I have a question related to set theory, of which I am a beginner. Please add/change tags if you have better references. Other than describing my main question, I'm also highlighting with the symbol [?] the parts I'm really not sure about.
Set up of the problem
Fix $r\in \mathbb{N}$ and $d\equiv r+\binom{r}{2}$ and consider the region (plane [?]) $$ \begin{aligned} \mathcal{B}\equiv \{(b_1,b_2,..., b_d)\in \mathbb{R}^{d}: \text{ } & b_{r+1}=b_1-b_2, b_{r+2}=b_1-b_3, ...,b_{2r-1}=b_1-b_r, \\ &b_{2r}=b_2-b_3, ..., b_{3r-3}=b_2-b_r,\\ &...,\\ & b_d=b_{r-1}-b_r\} \end{aligned} $$ For example, when $r=2$ ($d=3$) we have the surface $$ \begin{aligned} \mathcal{B}\equiv \{(b_1,b_2,b_3)\in \mathbb{R}^{3}: \text{ } & b_3=b_1-b_2\} \end{aligned} $$ When $r=3$ ($d=6$) we have $$ \begin{aligned} \mathcal{B}\equiv \{(b_1,..., b_6)\in \mathbb{R}^{6}: \text{ } & b_4=b_1-b_2, b_5=b_1-b_3, b_6=b_2-b_3\} \end{aligned} $$
My goal: I want to write down the region [?] that is complement to $\mathcal{B}$ in $\mathbb{R}^d$ as a union of "boxes".

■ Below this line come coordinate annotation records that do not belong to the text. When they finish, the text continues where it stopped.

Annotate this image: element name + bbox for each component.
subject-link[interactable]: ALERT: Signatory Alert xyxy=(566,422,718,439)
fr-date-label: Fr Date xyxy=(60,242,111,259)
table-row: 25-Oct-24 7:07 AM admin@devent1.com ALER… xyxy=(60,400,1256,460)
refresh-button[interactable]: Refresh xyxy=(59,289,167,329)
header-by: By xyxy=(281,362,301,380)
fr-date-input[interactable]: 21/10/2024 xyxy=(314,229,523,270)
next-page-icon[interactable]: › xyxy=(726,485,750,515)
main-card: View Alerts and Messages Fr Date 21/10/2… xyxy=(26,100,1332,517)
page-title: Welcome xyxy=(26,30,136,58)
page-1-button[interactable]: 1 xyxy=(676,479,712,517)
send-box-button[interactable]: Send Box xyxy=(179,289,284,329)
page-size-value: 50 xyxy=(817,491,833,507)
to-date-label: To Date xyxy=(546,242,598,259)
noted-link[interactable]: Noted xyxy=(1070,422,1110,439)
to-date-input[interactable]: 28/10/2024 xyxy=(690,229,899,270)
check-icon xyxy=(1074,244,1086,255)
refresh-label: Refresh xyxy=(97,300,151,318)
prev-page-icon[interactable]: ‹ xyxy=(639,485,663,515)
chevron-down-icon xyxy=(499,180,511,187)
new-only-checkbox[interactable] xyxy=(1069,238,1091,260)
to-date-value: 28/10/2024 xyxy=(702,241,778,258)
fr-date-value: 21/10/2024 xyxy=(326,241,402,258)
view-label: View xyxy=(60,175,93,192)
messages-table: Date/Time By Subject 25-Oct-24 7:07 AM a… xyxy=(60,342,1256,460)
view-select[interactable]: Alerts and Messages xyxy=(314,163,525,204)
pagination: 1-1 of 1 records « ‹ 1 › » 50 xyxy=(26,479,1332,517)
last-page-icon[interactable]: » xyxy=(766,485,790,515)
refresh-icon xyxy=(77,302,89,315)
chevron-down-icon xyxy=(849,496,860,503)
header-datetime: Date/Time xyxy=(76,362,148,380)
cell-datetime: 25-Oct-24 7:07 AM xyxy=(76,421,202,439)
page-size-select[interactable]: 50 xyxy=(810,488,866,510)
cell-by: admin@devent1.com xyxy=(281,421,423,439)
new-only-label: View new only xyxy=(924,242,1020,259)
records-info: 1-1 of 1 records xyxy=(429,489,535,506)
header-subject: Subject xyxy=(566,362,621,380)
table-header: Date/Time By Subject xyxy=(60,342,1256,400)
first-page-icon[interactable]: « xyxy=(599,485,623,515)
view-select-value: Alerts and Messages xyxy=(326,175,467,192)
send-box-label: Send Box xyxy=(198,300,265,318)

This is how I thought to proceed for $r=2$
Define these two boxes given $(b_1, b_2)\in \mathbb{R}^2$ $$ B(b_1, b_2)\equiv \{(x,y,z) \text{ s.t. } x\leq b_1, -y\leq -b_2, z> b_1-b_2\} $$ $$ Q(b_1, b_2)\equiv \{(x,y,z) \text{ s.t. } x> b_1, -y> -b_2, z\leq b_1-b_2\} $$ Then, $$ \cup_{(b_1, b_2)\in \mathbb{R}^2} B(b_1, b_2) $$ should be the region (plane [?]) above $\mathcal{B}$ and $$ \cup_{(b_1, b_2)\in \mathbb{R}^2} Q(b_1, b_2) $$ should be the region (plane [?]) below $\mathcal{B}$.
Hence, $$ \Big\{\cup_{(b_1, b_2)\in \mathbb{R}^2} B(b_1, b_2)\Big\} \cup \Big\{\cup_{(b_1, b_2)\in \mathbb{R}^2} Q(b_1, b_2)\Big \} $$ is the region [?] that is complement to $\mathcal{B}$ in $\mathbb{R}^3$.
Is this correct? How do I generalise this to any $r$?